Estaba rodeada por una valla de madera y había unas pocas cabañas más alrededor.

—¡Guau, es su hogar!

¡Es agradable pensar que en el momento en que se despierta, puede ver esta vista!

—No su hogar —piensa en ello como su morada temporal.

Esa cabaña más grande es donde se aloja ya que es el anciano encargado de mantener este valle medicinal y esas cabañas pequeñas pertenecen a los trabajadores del campo bajo su mando.

Quedarse aquí les resulta más conveniente para vigilar las plantas porque este valle está en las afueras de la Ciudad de Reif.

—¡Ah!

—fue todo lo que dijo mientras Morpheus la llevaba hacia la fila de cabañas.

Muchas miradas estaban sobre ellos, especialmente sobre la chica humana.

Los elfos los miraban con curiosidad, y aquellos con ojos más agudos se dieron cuenta de que el hombre alado era Morpheus Divino Águila, mientras que la mujer en sus brazos era la compañera del Rey.

¿Por qué la chica humana era llevada por el Comandante?

¿Estaba herida?

Mientras había varias conjeturas, ninguno de ellos las expresó abiertamente.

Aún así, las jóvenes elfas miraban a Ember con admiración.

Si hubieran sido hombres bestia, quizás sentirían envidia.

—El Rey es un Dragón, y el Comandante un Águila Divina.

Dos bestias divinas —ejem, ejem!

Sus pensamientos no pudieron evitar divagar.
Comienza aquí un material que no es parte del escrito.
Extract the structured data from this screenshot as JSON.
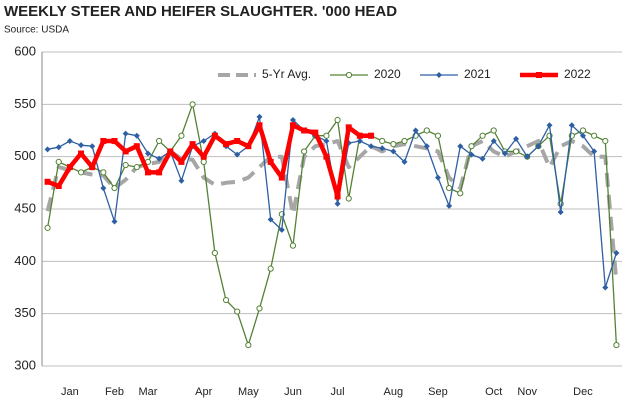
{
  "chart_data": {
    "type": "line",
    "title": "WEEKLY STEER AND HEIFER SLAUGHTER. '000 HEAD",
    "subtitle": "Source: USDA",
    "categories": [
      null,
      null,
      "Jan",
      null,
      null,
      null,
      "Feb",
      null,
      null,
      "Mar",
      null,
      null,
      null,
      null,
      "Apr",
      null,
      null,
      null,
      "May",
      null,
      null,
      null,
      "Jun",
      null,
      null,
      null,
      "Jul",
      null,
      null,
      null,
      null,
      "Aug",
      null,
      null,
      null,
      "Sep",
      null,
      null,
      null,
      null,
      "Oct",
      null,
      null,
      "Nov",
      null,
      null,
      null,
      null,
      "Dec",
      null,
      null,
      null
    ],
    "series": [
      {
        "name": "5-Yr Avg.",
        "color": "#a6a6a6",
        "style": "dashed",
        "values": [
          448,
          490,
          487,
          485,
          483,
          482,
          470,
          478,
          490,
          493,
          495,
          505,
          498,
          497,
          480,
          473,
          475,
          476,
          480,
          490,
          500,
          500,
          445,
          500,
          510,
          512,
          515,
          490,
          500,
          510,
          505,
          510,
          512,
          510,
          508,
          505,
          480,
          470,
          510,
          515,
          505,
          500,
          505,
          510,
          515,
          490,
          510,
          515,
          510,
          500,
          500,
          380
        ]
      },
      {
        "name": "2020",
        "color": "#548235",
        "style": "circle",
        "values": [
          432,
          495,
          490,
          485,
          490,
          485,
          470,
          492,
          490,
          495,
          515,
          505,
          520,
          550,
          495,
          408,
          363,
          352,
          320,
          355,
          393,
          445,
          415,
          505,
          520,
          520,
          535,
          460,
          520,
          520,
          515,
          512,
          515,
          520,
          525,
          520,
          470,
          465,
          510,
          520,
          525,
          505,
          505,
          500,
          510,
          520,
          455,
          520,
          525,
          520,
          515,
          320
        ]
      },
      {
        "name": "2021",
        "color": "#2e5fa3",
        "style": "diamond",
        "values": [
          507,
          509,
          515,
          511,
          510,
          470,
          438,
          522,
          520,
          503,
          498,
          505,
          477,
          510,
          515,
          522,
          510,
          502,
          510,
          538,
          440,
          430,
          535,
          525,
          520,
          515,
          455,
          513,
          515,
          510,
          508,
          505,
          495,
          525,
          510,
          480,
          453,
          510,
          502,
          498,
          515,
          503,
          517,
          500,
          510,
          530,
          447,
          530,
          520,
          505,
          375,
          408
        ]
      },
      {
        "name": "2022",
        "color": "#ff0000",
        "style": "thick",
        "values": [
          476,
          472,
          490,
          503,
          490,
          515,
          515,
          505,
          510,
          485,
          485,
          505,
          495,
          512,
          500,
          520,
          512,
          515,
          510,
          530,
          495,
          480,
          530,
          525,
          523,
          500,
          462,
          528,
          520,
          520,
          null,
          null,
          null,
          null,
          null,
          null,
          null,
          null,
          null,
          null,
          null,
          null,
          null,
          null,
          null,
          null,
          null,
          null,
          null,
          null,
          null,
          null
        ]
      }
    ],
    "ylim": [
      300,
      600
    ],
    "yticks": [
      300,
      350,
      400,
      450,
      500,
      550,
      600
    ],
    "grid": true
  }
}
Un macho y una hembra, actuando de manera tan íntima en público, especialmente cuando uno es un bestiahombre…

Según lo que saben, los machos bestia solo cuidarían tanto de su compañera o potencial compañera.

‘Se dice que las hembras fuertes son capaces de sobrevivir teniendo múltiples compañeros para protegerse.

El anciano dijo que ella es una humana especial.

No es de extrañar que atraiga a otro macho fuerte.’
‘Parece que después de tener a Su Majestad como su compañero, esta humana planea tener también a nuestro comandante.’
‘¡Qué suerte tiene esta chica!

En vez de recibir odio por ser humana, está recibiendo cariño de poderosos hombres bestia.

¡Debe ser realmente especial!’
Como si Morpheus pudiera sentir sus pensamientos a través de sus miradas, su mirada se encontró con la de ellos, haciendo que todos bajaran la mirada y fingieran concentrarse en lo que estaban haciendo.

Morpheus llevó a Ember a la cabaña de Baruel donde él recibió felizmente a la pareja.

Su esposa y los subordinados que vivían con él también recibieron a la pareja con sonrisas, la mayoría de ellos lanzando miradas impresionadas hacia Ember, pensando que ella iba a ser la compañera de su comandante también, de lo contrario no habría razón para que él la llevara íntimamente así frente a la gente.

Estos Elfos del Valle habían olvidado de alguna manera que los humanos tienen baja resistencia y no lograban imaginar la verdadera razón por la cual ella estaba siendo llevada.

Poniendo en orden sus pensamientos, Baruel escoltó al Comandante y la compañera del Rey hacia el patio donde podrían descansar con la vista del valle de flores.

Morpheus hizo que Ember se sentara en una de las sillas colocadas alrededor de la mesa de madera donde varios aperitivos y platos ya estaban preparados.

El té recién hecho fue preparado personalmente por la esposa de Baruel y su aroma se podía oler incluso desde la distancia.

—¡Buen té!

—exclamó.

No era ni dulce ni amargo, su sabor ligero sin regusto.

Después de tomar dos tazas, Ember comió felizmente los aperitivos mientras Morpheus solo tomaba el té.

Mientras Ember estaba ocupada comiendo, llenando su relativamente gran estómago oculto dentro de ese cuerpo pequeño, Morpheus y Baruel tuvieron una conversación agradable sobre varias cosas.

Más adelante, cuando su conversación se dirigió hacia los problemas en el territorio humano, los dos hombres decidieron pasear mientras hablaban.

Morpheus le dijo a Ember que lo esperara, y ella aceptó feliz, sin deseo alguno de usar sus piernas por el momento.

Justo cuando lo vio alejarse, los oídos de Ember captaron algo y su mirada siguió la fuente de la voz.